Hrm. Could the pulse of light be structured to contain information? A message? How long can the process be extended?

Would it be possible to pulse a message into the medium…wait a loooooong time…and then apply the pi pulse…so the original message would appear later (after an equal interval of time) but be unrecoverable until then? Might this have implications for time-lock safes and the like? Or some kind of cipher application?

Sailboat

Big topic. I just looked for a cite on the internet, and couldn’t find a brief answer. I couldn’t even find the Scientific American article on them. You can google around on your own. Find the Sci Am article if you can. There’s a brief, but (especially if coherent optical effects are new to you) unstaisfying treatment in Amnon Yariv’s Quantum Electronics.

aerodave’s explanation is nice and, I think, accurate.
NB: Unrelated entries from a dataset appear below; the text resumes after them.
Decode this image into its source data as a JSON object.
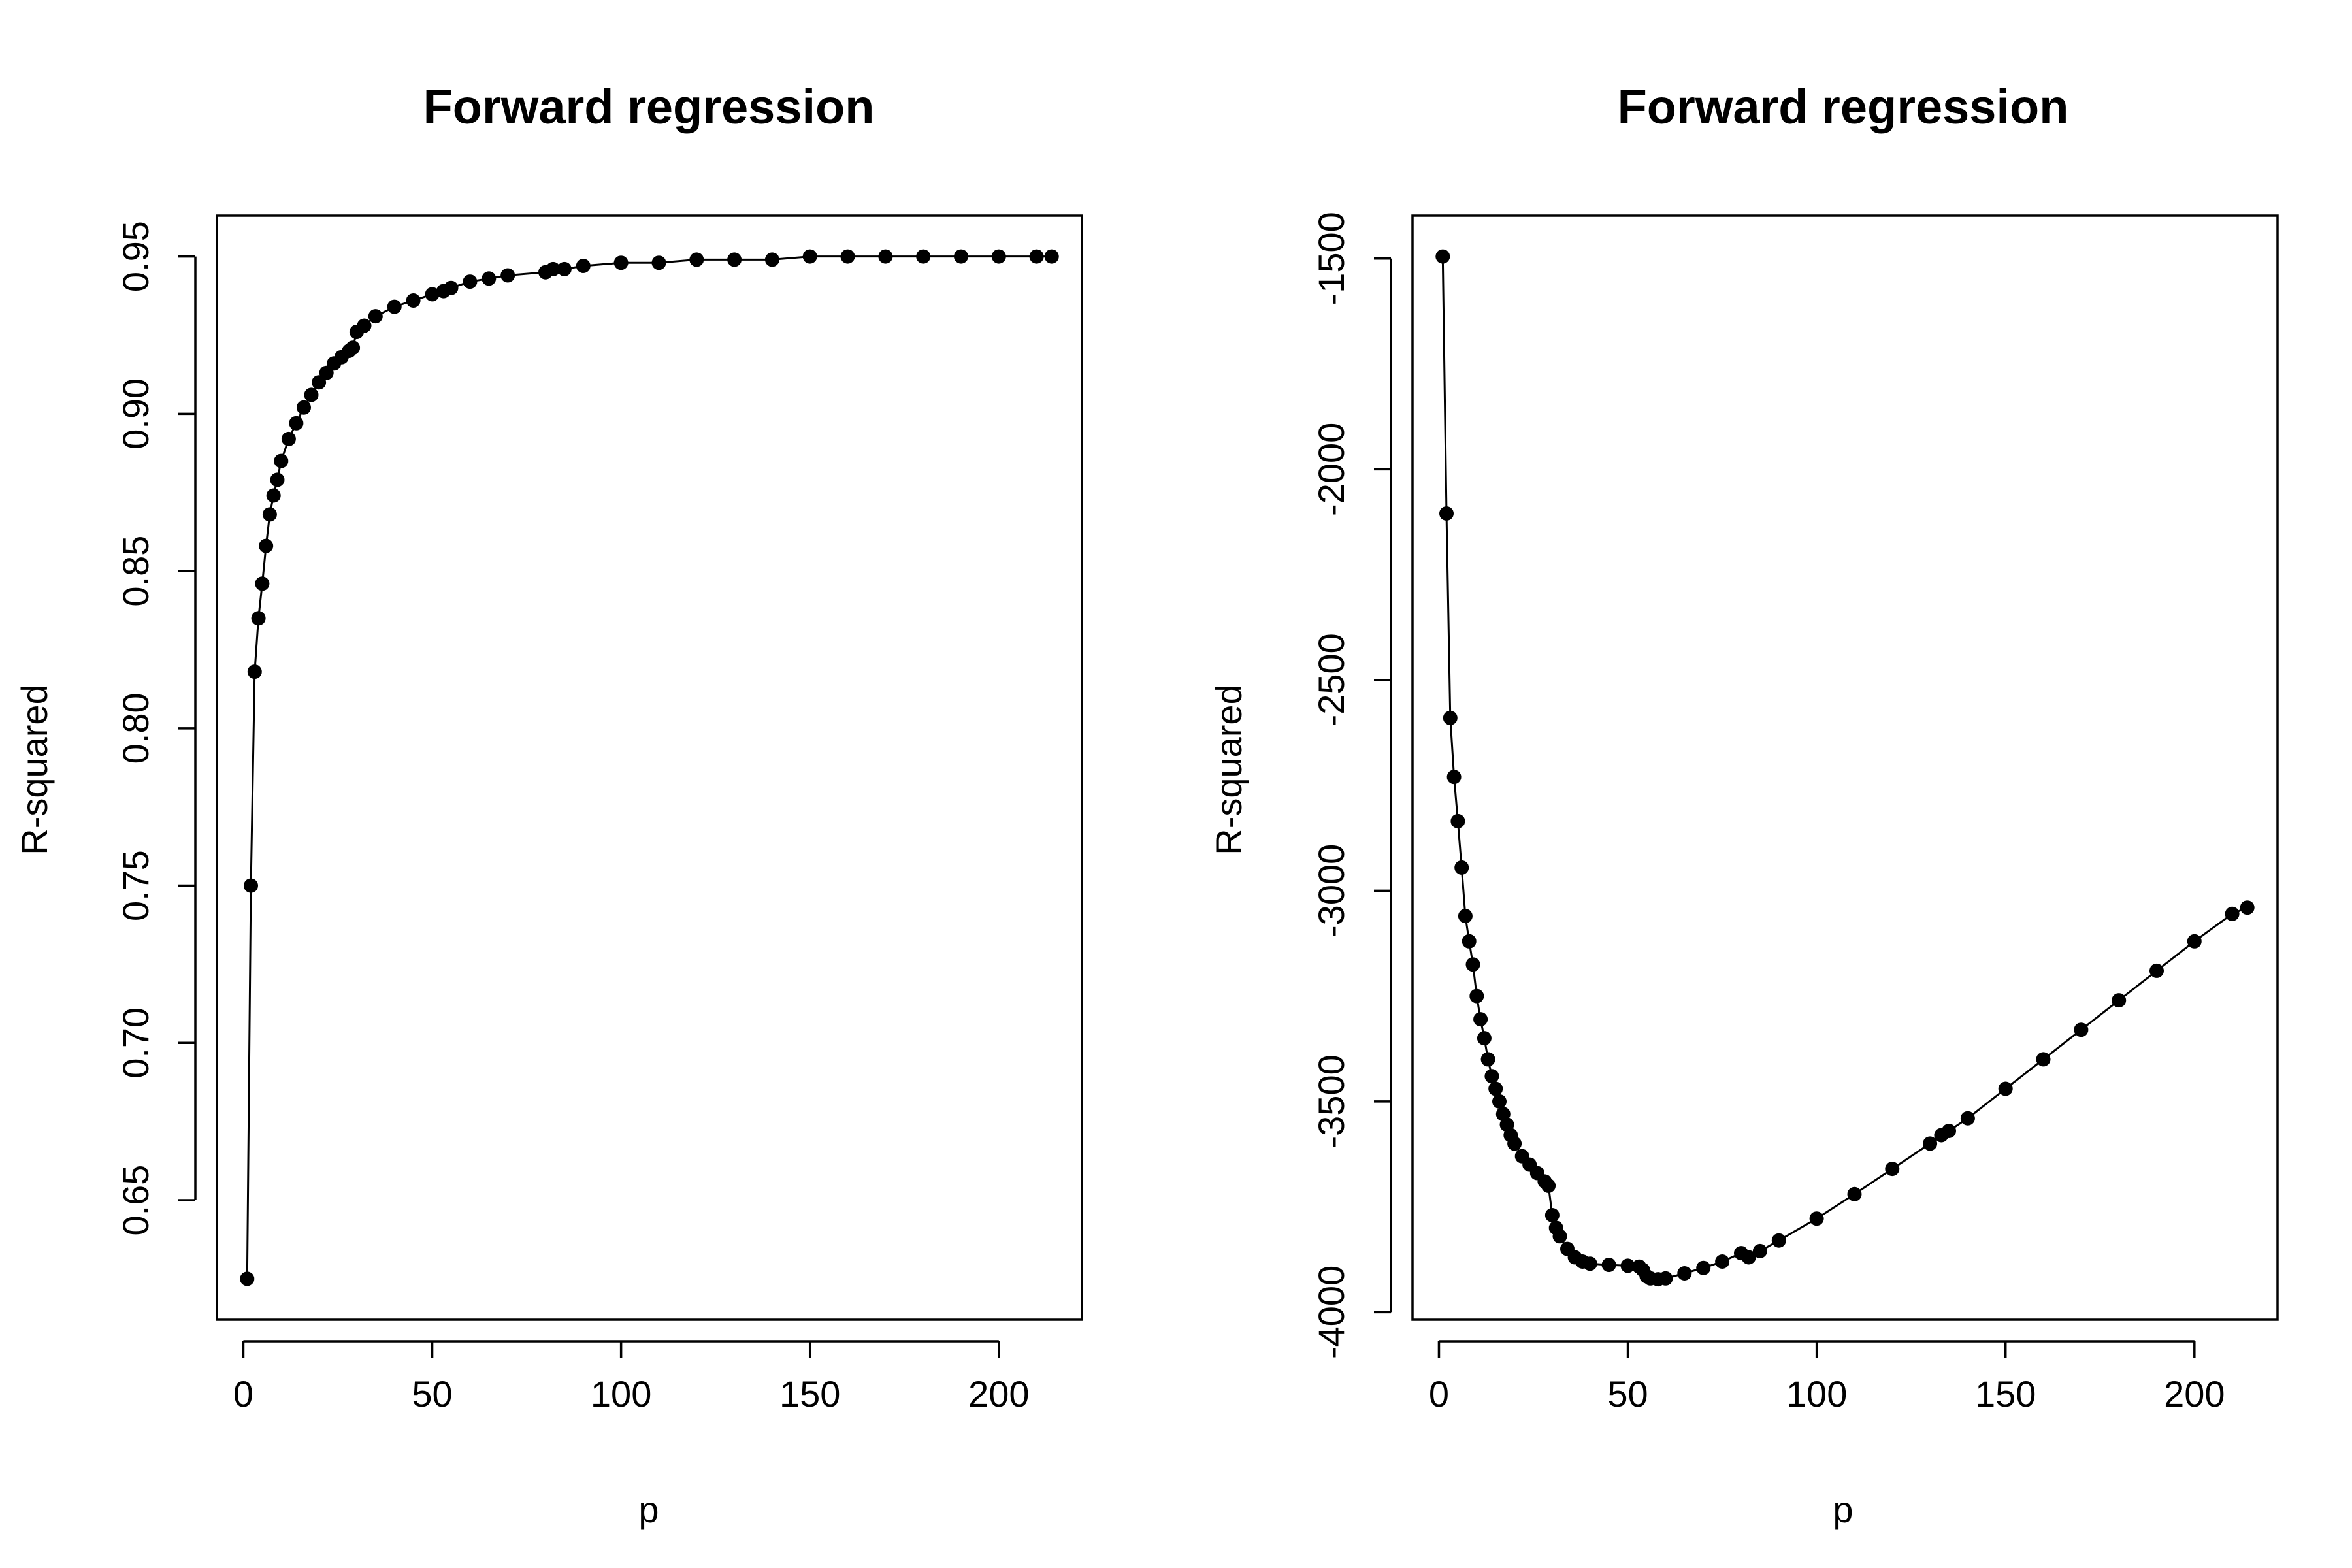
{
  "chart_data": [
    {
      "type": "scatter",
      "title": "Forward regression",
      "xlabel": "p",
      "ylabel": "R-squared",
      "xlim": [
        -7,
        222
      ],
      "ylim": [
        0.612,
        0.963
      ],
      "xticks": [
        0,
        50,
        100,
        150,
        200
      ],
      "yticks": [
        0.65,
        0.7,
        0.75,
        0.8,
        0.85,
        0.9,
        0.95
      ],
      "ytick_labels": [
        "0.65",
        "0.70",
        "0.75",
        "0.80",
        "0.85",
        "0.90",
        "0.95"
      ],
      "grid": false,
      "legend": "none",
      "connected_line": true,
      "series": [
        {
          "x": [
            1,
            2,
            3,
            4,
            5,
            6,
            7,
            8,
            9,
            10,
            12,
            14,
            16,
            18,
            20,
            22,
            24,
            26,
            28,
            29,
            30,
            32,
            35,
            40,
            45,
            50,
            53,
            55,
            60,
            65,
            70,
            80,
            82,
            85,
            90,
            100,
            110,
            120,
            130,
            140,
            150,
            160,
            170,
            180,
            190,
            200,
            210,
            214
          ],
          "y": [
            0.625,
            0.75,
            0.818,
            0.835,
            0.846,
            0.858,
            0.868,
            0.874,
            0.879,
            0.885,
            0.892,
            0.897,
            0.902,
            0.906,
            0.91,
            0.913,
            0.916,
            0.918,
            0.92,
            0.921,
            0.926,
            0.928,
            0.931,
            0.934,
            0.936,
            0.938,
            0.939,
            0.94,
            0.942,
            0.943,
            0.944,
            0.945,
            0.946,
            0.946,
            0.947,
            0.948,
            0.948,
            0.949,
            0.949,
            0.949,
            0.95,
            0.95,
            0.95,
            0.95,
            0.95,
            0.95,
            0.95,
            0.95
          ]
        }
      ]
    },
    {
      "type": "scatter",
      "title": "Forward regression",
      "xlabel": "p",
      "ylabel": "R-squared",
      "xlim": [
        -7,
        222
      ],
      "ylim": [
        -4018,
        -1398
      ],
      "xticks": [
        0,
        50,
        100,
        150,
        200
      ],
      "yticks": [
        -4000,
        -3500,
        -3000,
        -2500,
        -2000,
        -1500
      ],
      "ytick_labels": [
        "-4000",
        "-3500",
        "-3000",
        "-2500",
        "-2000",
        "-1500"
      ],
      "grid": false,
      "legend": "none",
      "connected_line": true,
      "series": [
        {
          "x": [
            1,
            2,
            3,
            4,
            5,
            6,
            7,
            8,
            9,
            10,
            11,
            12,
            13,
            14,
            15,
            16,
            17,
            18,
            19,
            20,
            22,
            24,
            26,
            28,
            29,
            30,
            31,
            32,
            34,
            36,
            38,
            40,
            45,
            50,
            53,
            54,
            55,
            56,
            58,
            60,
            65,
            70,
            75,
            80,
            82,
            85,
            90,
            100,
            110,
            120,
            130,
            133,
            135,
            140,
            150,
            160,
            170,
            180,
            190,
            200,
            210,
            214
          ],
          "y": [
            -1495,
            -2105,
            -2590,
            -2730,
            -2835,
            -2945,
            -3060,
            -3120,
            -3175,
            -3250,
            -3305,
            -3350,
            -3400,
            -3440,
            -3470,
            -3500,
            -3530,
            -3555,
            -3580,
            -3600,
            -3630,
            -3650,
            -3670,
            -3690,
            -3700,
            -3770,
            -3800,
            -3820,
            -3850,
            -3870,
            -3880,
            -3885,
            -3888,
            -3890,
            -3892,
            -3900,
            -3915,
            -3920,
            -3922,
            -3920,
            -3908,
            -3895,
            -3880,
            -3860,
            -3870,
            -3855,
            -3830,
            -3778,
            -3720,
            -3660,
            -3600,
            -3580,
            -3570,
            -3540,
            -3470,
            -3400,
            -3330,
            -3260,
            -3190,
            -3120,
            -3055,
            -3040
          ]
        }
      ]
    }
  ]
}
This brings to mind an oddity about small life forms. If a creature lives in a small environment, where Reynolds numbers are small because the characteristic dimension is small, they can’t locomote with a single reversing degree of freedom in their anatomy. Larger creatures can, like scallops or clams. They open slowly and water moves between their shell halves, then they close quickly and the water jets out and shoots them hingeward. But Reynolds numbers have to be large for behaviors to be unidirectional in time. This puts a lower limit of 2 degrees of freedom on the mobile anatomy of tiny creatures.